Andrewmc wrote:
every single article is going out of its way to make clear "there is no suggestion that he or the team broke any rules"
this is purely for libel reason
there is no question he can find an expert and a QC who would make hay with the first publication that called him on it
my problem with this situation is that both Wiggins and Brailsford have at every single step in the process stated repeatedly that they are clean, the implication being both in spirit and letter of the law. It turns out that Brad shows up one week before, the team asks if there is anything they can do, he says I've had some trouble breathing and they get one of the more powerful catabolic steroids signed off that no respiratory physician would ordinarily give someone with asthma and hayfever
Irrespective of whether it was the appropriate drug (and the view amongst my colleagues who are all physicians is it was not) the reality is that both the riders and management of team sky - and obviously by close association - british cycling - have been shown to be just as willing to push the boundaries of whats permitted as any of the individuals who they have spent so many years chastising
Brailsford and Wiggins are f**ked from a reputation point of view, the next thing we'll have is more and more members of the British Olympic Team - I believe its 100 or more who have notified the governing bodies that they've had TUE's that might be released and the system will be shown exactly for what it is, which is the boundary between clinical need and good clinical practice and doping is a very fuzzy line
IF - and this didn't happen - Wiggins had said he had asthma and hay fever and the physicians when submitting a TUE had also submitted the clinical evidence for the course of treatment (and the UK in that sense has a large body of work on clinical best practice in the NICE guidelines) they'd not be on such thin ice, but as it is, they found a physician who agreed to sign it off at essentially his request having been facilitated by the management team and now they're being shown for what they are
I have been as much a fan of BC and Sky as any other Brit but this could well result in the downfall of the team IF further evidence comes out that they effectively got a sanctioned doping program through the use of TUE's and sympathetic doctors.
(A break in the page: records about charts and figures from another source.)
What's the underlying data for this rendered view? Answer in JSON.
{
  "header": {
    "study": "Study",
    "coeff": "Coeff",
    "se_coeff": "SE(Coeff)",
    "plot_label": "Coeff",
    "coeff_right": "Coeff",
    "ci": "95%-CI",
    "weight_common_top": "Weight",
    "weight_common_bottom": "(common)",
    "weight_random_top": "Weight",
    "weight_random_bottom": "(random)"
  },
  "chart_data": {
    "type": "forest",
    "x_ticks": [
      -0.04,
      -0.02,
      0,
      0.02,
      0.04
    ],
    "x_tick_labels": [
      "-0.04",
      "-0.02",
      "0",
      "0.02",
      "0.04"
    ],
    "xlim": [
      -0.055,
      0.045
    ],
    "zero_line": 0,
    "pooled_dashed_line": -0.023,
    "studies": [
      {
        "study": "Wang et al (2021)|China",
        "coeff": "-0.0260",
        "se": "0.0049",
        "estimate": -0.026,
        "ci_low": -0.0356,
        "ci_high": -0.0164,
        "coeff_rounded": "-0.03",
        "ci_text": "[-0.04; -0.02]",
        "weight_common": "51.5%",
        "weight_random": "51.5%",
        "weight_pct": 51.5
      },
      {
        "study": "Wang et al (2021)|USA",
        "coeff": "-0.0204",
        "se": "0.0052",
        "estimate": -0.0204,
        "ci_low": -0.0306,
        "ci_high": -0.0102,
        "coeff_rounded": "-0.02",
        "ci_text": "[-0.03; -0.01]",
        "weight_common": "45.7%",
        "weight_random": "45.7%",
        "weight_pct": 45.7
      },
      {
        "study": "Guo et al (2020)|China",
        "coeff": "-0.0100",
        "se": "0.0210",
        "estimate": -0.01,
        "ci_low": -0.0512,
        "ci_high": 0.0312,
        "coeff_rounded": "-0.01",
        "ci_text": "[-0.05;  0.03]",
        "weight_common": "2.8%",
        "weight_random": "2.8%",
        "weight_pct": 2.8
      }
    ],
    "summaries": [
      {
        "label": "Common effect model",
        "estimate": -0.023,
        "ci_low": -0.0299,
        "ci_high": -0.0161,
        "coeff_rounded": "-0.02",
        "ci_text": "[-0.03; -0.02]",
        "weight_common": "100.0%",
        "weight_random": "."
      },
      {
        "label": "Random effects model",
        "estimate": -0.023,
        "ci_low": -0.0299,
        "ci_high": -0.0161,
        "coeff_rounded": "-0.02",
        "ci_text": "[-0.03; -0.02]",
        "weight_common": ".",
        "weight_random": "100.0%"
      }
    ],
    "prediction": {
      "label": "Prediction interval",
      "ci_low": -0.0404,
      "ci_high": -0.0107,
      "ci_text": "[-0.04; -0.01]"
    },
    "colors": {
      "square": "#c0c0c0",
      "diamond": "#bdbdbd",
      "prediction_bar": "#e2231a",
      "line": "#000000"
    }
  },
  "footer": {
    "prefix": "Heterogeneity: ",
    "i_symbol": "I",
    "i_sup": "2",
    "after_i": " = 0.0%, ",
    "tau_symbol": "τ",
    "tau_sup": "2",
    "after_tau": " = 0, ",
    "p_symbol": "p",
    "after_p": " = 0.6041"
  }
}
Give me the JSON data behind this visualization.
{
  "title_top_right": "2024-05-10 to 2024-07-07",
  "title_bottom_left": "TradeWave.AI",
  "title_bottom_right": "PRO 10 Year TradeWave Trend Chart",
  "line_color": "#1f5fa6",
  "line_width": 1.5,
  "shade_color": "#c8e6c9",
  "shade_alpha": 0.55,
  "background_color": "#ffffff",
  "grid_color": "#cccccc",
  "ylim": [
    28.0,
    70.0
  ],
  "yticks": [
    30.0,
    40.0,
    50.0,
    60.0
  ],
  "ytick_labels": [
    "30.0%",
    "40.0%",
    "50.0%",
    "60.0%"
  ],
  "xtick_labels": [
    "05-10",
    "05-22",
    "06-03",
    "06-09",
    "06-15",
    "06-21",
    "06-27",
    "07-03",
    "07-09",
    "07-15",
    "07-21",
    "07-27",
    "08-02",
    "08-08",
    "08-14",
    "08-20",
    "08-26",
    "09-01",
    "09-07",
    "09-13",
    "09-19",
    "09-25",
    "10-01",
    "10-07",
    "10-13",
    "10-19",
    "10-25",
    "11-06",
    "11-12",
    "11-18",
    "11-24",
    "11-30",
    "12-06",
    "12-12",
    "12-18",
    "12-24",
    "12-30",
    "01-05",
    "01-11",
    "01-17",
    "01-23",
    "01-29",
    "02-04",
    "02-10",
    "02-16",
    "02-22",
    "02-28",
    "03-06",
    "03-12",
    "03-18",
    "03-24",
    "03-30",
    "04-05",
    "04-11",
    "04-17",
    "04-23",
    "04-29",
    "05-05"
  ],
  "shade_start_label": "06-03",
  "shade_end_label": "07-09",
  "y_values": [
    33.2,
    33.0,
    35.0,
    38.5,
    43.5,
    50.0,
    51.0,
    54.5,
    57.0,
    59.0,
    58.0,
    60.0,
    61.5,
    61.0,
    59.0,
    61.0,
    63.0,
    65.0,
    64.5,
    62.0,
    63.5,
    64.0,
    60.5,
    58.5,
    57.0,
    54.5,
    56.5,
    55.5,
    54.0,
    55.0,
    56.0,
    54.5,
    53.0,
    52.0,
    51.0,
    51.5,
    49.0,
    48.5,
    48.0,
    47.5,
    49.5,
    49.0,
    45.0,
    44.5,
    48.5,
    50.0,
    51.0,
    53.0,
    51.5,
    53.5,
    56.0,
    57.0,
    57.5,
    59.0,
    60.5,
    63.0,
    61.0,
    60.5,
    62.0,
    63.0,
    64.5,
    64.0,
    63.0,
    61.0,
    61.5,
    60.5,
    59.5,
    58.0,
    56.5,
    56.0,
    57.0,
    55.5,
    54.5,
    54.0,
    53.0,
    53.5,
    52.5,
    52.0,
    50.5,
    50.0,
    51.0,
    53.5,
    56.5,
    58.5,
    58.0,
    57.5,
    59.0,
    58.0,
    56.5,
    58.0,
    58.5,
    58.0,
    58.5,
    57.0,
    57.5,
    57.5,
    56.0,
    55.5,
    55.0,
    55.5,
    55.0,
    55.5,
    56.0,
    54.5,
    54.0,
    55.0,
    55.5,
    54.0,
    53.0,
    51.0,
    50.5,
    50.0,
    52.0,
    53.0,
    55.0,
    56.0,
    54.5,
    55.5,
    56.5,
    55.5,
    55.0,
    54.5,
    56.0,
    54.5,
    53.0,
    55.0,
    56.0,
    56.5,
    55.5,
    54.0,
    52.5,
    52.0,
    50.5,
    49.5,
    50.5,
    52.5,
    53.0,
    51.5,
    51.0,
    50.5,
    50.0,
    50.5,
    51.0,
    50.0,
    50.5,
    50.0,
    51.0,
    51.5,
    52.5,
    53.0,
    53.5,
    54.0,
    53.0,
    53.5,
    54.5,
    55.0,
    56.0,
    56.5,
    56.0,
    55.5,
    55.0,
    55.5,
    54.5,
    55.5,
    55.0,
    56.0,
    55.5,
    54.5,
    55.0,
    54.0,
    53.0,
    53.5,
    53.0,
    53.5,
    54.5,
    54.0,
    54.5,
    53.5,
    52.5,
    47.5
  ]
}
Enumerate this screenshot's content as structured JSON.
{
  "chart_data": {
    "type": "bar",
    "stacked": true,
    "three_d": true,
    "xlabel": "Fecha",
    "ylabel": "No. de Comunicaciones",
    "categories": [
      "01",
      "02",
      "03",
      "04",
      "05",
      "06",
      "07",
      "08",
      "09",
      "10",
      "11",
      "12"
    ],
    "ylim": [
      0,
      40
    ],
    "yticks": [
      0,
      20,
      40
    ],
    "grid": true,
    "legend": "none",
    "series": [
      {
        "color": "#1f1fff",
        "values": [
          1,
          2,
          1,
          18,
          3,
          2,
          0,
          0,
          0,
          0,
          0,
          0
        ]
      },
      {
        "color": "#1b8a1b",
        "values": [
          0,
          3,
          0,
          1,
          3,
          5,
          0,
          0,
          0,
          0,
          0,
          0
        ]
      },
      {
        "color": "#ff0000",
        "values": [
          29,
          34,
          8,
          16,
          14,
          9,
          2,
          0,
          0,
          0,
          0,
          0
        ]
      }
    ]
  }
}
I am as much a fan of Sky as I am of the Oregon project (check the ST threads and how much I was cheering for Farah in the 5000/10000 and Rupp in the marathon at Rio). The reality, is that I expect that all these orgs will maximize their performance using every legal means to them, morals be damned. I grew up sprinting in Canada when Ben Johnson was winning the bronze medal to Carl Lewis in the LA Olympics (1984), so let's just say, at this point, I just expect pros to do everything they can get away with, and in public they will act like choir boys. Nothing new if Sky are not choir boys. The British public, may be duped and now finding out that they are a slightly lesser version of the USPostal Blue train hitting Col de La Madeleine, but it's too much of the same to not not feel uneasy. Great athletes, great coaches, lots of money and every medical means
they can get away with. In the case of Postal they stuff they could get away was illegal. In the case of Sky, now that the box is tighter they can win playing by the rules to the letter, which in many cases, might cross our moral line, but they are playing the rules. That's why Vino just mocked at the entire world taking his gold medal at the London Olympics. He treated EPO and blood bags like pro triatheletes sitting at the edge of the draft zone. Take what you can until you get put in the sin bin, then come back and win. Only way is to make the system tighter. Wiggins will keep his victories, but I think he'll be less of an "unwanted" than say Linford Christie who had an illegal nandrolone drug bust (I'd still have loved to see how fast Linford could have run in the 1996 100m finals in Atlanta as I am under no illusion what others were on).